These Online Maps Can Tell You Where Your Wine Came From

May 18, 2015

(Wired) - I’VE BEEN SPENDING some time in wine country recently, renting a cabin from friends. Every morning I sit out on the deck, drinking coffee, reading, and admiring the view, which you can see in a photo below. In the time I’ve been here, the vineyard across the way has turned from sparse and brown to bushy green, and that got me wondering: Whose vineyard is it? What kind of grapes are they growing? Is the wine any good?

In trying to figure that out, I eventually stumbled on a map-driven website for wine industry insiders. It was developed by Jordan Thomas, a cartographer who grew up here in Sonoma county. Jordan was quick to tell me that the point of his site isn’t to satisfy the idle curiosity of wine country visitors like me–it’s used mainly to help match vineyards that have grapes to sell with winemakers who might be interested in buying them. That said, it’s a also a great way to satisfy the idle curiosity of wine country visitors like me.

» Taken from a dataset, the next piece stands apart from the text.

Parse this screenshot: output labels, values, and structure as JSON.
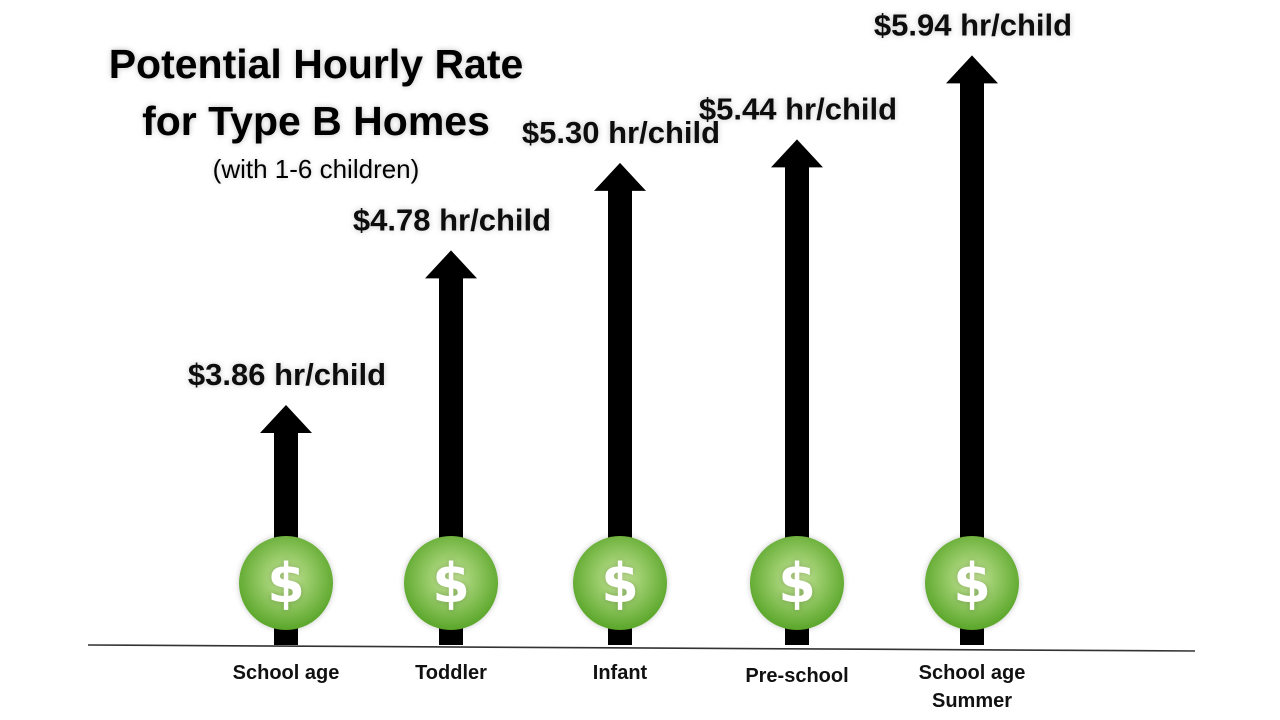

My first attempts to figure out what grapes I was looking at were pretty crude. I looked up the area on Google maps. The cabin is on Fitch Mountain in Healdsburg. The Russian River follows an S-shaped course here (you can see it below in the 1898 map from David Rumsey’s collection). The cabin is roughly in the location of the big W, and the view is to the north. Picture two eyeballs nestled in the arms of the W and you get the idea. The bottom half of the S is the river winding its way around Fitch Mountain. The top half, according to Google, is called Digger Bend. That’s where the vineyards are.

You can see the vineyards in Google’s satellite imagery, but there’s no identifying information. Googling the likes of “Digger Bend vineyard” got me nowhere.

My breakthrough came when I found Jordan’s site,Everyvine. But I didn’t find it on Google. I’d noticed a surveyor’s office near one of my favorite brunch places in Healdsburg and stopped in one day. It turned out to be the firm of Brad Thomas, Jordan’s father, who showed me around the office, patiently answering my questions about surveying and aerial mapping, and obliging my request to look at some of his maps. When I told him about my grape quest, he told me about Everyvine and suggested I call his son.

Jordan lives in southern California now, but he got interested in maps working at a map store his dad owned for a while in Windsor, a small town here in Sonoma county. Wineries would occasionally ask the Thomases if they could make decorative maps of their property, the sort of maps you see hanging on the wall in tasting rooms. So, Jordan studied graphic design and started making winery maps.

But that piqued his interest in another question: “For a particular wine that I like, can I know where the grapes came from, other than the verbiage that the winery’s marketing team came up with?” Not really, it turned out. A lot of that information is private, and no one had ever tried to make it accessible.

Jordan created Everyvine as a crowd-sourced mapping site for the wine industry. Vineyard owners or managers can enter basic information about their property, such as which grape varietals grow on different blocks of land, which clones and root stock they’re using, when they were planted, how the vines are spaced and trellised, and so on. It’s all voluntary, and participation varies. Coverage is best in Sonoma County, where Jordan estimates Everyvine includes entries for 80 percent of vineyards.